Hal ini di ungkapkan Ketua Umum Patuha Maujana Simalungun, dr. Sarmedi Purba dalam temu pers bertemakan ” Tanah Simalungun Tanah Milik 7 Kerajaan”, Rabu,( 28/08/2024).
Sarmedi Purba menjelaskan, Patuha Maujana Simalungun melakukan pertemuan ini berkaitan adanya-adanya klaim dari berbagai pihak yang mengatasnamakan masyarakat adat dan tanah adat yang ada didalam wilayah Simalungun.
” Kasus pertanahan yang terjadi di wilayah administrasi Simalungun adalah murni kasus tindak pidana, dan tidak ada kaitanya dengan pengakuan sekelompok orang atas nama masyarakat adat ataupun tanah adat,” ucap dr. Sarmedi Purba.
Lebih lanjut Sarmedi menjelaskan, bahwa penduduk asli Simalungun terdiri dari empat kelompok marga yaitu, Sinaga, Saragih, Damanik, Purba ( SISADAPUR).
Ketua Patuha Maujana Simalungun membeberkan history Kabupaten Simalungun mengatakan, sejak kerajaan Simalungun pertama, Kerajaan Nagur yang sudah eksis sejak abad ke delapan, tanah-tanah di daerah Kabupaten Simalungun adalah tanah milik kerajaan yang kemudian berbagi menjadi empat kerajaan ( Raja Maropat ) yaitu kerajaan Tanah Jawa, Dolok Silou, Panei dan Siantar. Setelah menjadi daerah jajahan belanda pada awal abad ke dua puluh menjadi 7 kerajaan, ditambah tiga kerajaan, Raya, Purba, dan Silimakuta.
Sebelum perang dunia ke 2 tahun 1939 – 1945 dan dibawah pemerintahan kolonial belanda, daerah Kabupaten Simalungun berbentuk daerah pemerintahan otonomi kerajaan yang disebut daerah kerajaan Swapraja.
“Sekali lagi kami ingin menegaskan bahwa tidak ada dan tidak dikenal istilah masyarakat adat di Simalungun, sejak abad ke 8 (delapan) Masehi sampai zaman NKRI, artinya tidak ada tanah adat di daerah Kabupaten Simalungun dari dulu hingga sekarang.”cetus Sarmedi Purba.
“Semoga klarifikasi dan konfirmasi kami ini dapat menjadi masukan dalam kebijakan pemerintah, dan pencerahan terhadap kelompok – kelompok lembaga sosial kemasyarakatan khusus terkait fakta dan sejarah tanah Habonaron Do Bona.”pungkasnya.
Japaten Purba menambahkan, marga lain yang masuk ke Simalungun sebenarnya sudah mengetahui terkait tanah raja ini namun pura-pura tidak tahu sehingga itu yang menjadi masalah.

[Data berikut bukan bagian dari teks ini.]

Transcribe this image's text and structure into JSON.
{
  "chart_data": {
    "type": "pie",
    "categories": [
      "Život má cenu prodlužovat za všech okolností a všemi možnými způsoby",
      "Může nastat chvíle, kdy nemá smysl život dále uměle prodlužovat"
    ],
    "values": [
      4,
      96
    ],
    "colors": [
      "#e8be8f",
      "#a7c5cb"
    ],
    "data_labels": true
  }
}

” Saya mengakui sendiri bahwa tidak ada tanah adat Simalungun dan memang karena terlalu luas Simalungun ini jadi sangat janggal marga yang diluar Simalungun mengatakan tanah adat ,” kata Ketua Bidang Adat dan Budaya Patuha Maujana Simalungun.
Sementara itu, salah seorang perwakilan dari DPP Himapsi, Dedi Damanik mengatakan, hanya ada empat marga yang ada di Simalungun yang merupakan penduduk asli , tapi begitupun Simalungun sudah cukup toleran, siapa pun yang datang dipersilakan. Namun untuk hal-hal yang sensitif tidak ada istilah tanah adat di Simalungun,” tegasnya.
Terlihat hadir dalam temu pers tersebut, Wakil Ketua Umum DPP Patuha Maujana Simalungun, Dr Minten Saragih, Japaten Purba Ketua Bdang Adat dan Budaya, Rohdian Purba Sekretariat Eksekutif dan Juliaman Saragih.